The Full Question
Find a recurrence for the number of lattice paths beginning at $(0,0)$ with steps N and W, and which contain an even number of N steps.
My Work
A string of length $n$ can end in W or N. If it ends in W, all we are doing is adding W to the end of a string of length $n-1$. If it ends in N, then the $n-1$ sting before it must have an odd number of N moves. All strings of length n-1 with an odd number of steps is just all the possible strings minus all the strings with even N, mathematically put: $2^{n-1}-a_{n-1}$.
$a_n = 2^{n-1}$ By rule of sum
But this is not correct because we know $a_3 = 2 \neq 2^2$
Where did I go wrong in my reasoning, and can anyone suggest a better approach?
Your argument is correct; you simply miscounted the valid paths of length $3$. As noted in the comments, there are four of them: WWW, WNN, NWN, and NNW.

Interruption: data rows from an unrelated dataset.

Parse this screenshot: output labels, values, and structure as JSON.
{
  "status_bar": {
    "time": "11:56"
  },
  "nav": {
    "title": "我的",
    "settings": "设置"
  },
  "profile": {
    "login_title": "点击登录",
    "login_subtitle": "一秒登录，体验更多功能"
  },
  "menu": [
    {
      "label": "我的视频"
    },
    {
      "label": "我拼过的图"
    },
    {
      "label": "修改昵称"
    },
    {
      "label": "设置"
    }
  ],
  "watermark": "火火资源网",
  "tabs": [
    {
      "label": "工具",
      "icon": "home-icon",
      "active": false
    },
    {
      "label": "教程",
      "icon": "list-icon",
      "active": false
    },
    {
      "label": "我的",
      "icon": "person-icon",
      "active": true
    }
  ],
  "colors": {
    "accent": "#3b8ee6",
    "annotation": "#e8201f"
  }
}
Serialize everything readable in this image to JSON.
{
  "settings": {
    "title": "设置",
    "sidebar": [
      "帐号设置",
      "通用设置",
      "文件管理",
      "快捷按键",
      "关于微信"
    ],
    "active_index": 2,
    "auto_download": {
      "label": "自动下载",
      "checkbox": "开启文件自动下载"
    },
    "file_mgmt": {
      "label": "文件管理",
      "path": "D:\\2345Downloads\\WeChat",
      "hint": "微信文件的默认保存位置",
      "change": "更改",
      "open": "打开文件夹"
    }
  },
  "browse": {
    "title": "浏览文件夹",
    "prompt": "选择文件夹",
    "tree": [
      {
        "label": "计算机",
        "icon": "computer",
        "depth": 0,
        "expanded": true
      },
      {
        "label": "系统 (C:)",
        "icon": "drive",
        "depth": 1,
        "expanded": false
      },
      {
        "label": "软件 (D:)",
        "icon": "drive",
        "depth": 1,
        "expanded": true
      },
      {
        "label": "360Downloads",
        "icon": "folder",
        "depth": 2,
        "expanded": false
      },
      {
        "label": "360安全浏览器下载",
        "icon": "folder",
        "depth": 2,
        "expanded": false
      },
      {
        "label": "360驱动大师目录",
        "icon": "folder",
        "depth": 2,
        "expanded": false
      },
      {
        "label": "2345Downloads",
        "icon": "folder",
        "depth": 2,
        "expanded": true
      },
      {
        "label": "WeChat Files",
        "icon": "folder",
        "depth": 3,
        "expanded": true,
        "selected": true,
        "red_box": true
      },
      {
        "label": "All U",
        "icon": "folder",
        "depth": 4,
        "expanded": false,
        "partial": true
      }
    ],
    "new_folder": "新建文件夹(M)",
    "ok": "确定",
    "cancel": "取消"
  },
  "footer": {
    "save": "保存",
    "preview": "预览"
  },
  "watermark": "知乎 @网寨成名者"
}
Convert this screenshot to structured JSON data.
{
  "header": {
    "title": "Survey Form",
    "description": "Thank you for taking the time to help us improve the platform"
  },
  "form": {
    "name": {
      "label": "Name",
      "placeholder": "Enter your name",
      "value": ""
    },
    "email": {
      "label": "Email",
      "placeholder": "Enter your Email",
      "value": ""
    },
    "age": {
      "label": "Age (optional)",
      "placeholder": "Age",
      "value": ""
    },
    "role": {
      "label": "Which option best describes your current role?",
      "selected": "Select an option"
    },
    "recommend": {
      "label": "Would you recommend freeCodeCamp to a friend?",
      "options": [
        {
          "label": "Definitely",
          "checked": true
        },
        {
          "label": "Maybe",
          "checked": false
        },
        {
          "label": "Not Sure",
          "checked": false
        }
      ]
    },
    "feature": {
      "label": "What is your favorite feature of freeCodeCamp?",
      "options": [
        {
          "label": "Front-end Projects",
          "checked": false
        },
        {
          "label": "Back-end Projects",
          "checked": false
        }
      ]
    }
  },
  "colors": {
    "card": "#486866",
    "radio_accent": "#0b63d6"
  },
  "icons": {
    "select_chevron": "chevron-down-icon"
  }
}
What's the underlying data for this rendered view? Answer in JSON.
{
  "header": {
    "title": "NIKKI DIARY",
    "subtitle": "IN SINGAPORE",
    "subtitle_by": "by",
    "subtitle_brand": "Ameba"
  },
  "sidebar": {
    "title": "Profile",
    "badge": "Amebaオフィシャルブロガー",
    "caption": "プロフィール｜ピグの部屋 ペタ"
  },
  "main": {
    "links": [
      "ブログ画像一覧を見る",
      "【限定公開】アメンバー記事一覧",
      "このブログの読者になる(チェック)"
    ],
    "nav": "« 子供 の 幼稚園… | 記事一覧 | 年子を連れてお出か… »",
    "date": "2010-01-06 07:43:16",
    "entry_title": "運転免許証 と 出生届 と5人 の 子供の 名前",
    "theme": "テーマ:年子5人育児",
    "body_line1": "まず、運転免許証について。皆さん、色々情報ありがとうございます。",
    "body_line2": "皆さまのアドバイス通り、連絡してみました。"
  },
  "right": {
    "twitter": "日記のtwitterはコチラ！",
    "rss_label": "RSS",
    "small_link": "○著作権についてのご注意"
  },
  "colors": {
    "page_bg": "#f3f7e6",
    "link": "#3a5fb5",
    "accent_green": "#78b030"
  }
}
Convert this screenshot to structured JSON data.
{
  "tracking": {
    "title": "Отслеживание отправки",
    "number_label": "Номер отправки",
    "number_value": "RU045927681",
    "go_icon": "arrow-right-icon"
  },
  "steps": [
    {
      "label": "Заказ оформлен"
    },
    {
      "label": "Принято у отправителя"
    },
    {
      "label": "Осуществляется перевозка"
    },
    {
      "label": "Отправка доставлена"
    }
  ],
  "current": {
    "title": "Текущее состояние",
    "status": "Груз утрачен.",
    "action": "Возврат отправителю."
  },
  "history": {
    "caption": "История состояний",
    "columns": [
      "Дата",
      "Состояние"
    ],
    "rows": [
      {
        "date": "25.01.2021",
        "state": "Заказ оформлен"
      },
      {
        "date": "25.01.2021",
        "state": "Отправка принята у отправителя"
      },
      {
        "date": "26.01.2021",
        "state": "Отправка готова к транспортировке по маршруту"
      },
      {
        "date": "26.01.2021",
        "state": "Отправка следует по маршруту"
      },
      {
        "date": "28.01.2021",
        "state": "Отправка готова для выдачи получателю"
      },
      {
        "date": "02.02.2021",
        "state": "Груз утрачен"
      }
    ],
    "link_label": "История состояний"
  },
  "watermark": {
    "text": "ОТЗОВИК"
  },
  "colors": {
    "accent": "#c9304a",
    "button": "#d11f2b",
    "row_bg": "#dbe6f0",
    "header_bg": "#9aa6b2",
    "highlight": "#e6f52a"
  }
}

Note that you don’t actually need a recurrence here. Suppose that $n>0$, and $s_1s_2\ldots s_n$ is a path, not necessarily valid, of length $n$. The N steps can occupy any subset of the $n$ positions in the path. There are $2^n$ such subsets, and half of them have even cardinality, so $a_n=2^{n-1}$. (Of course, you can view your argument as another proof of the fact that half of the subsets of a non-empty finite set have even cardinality.)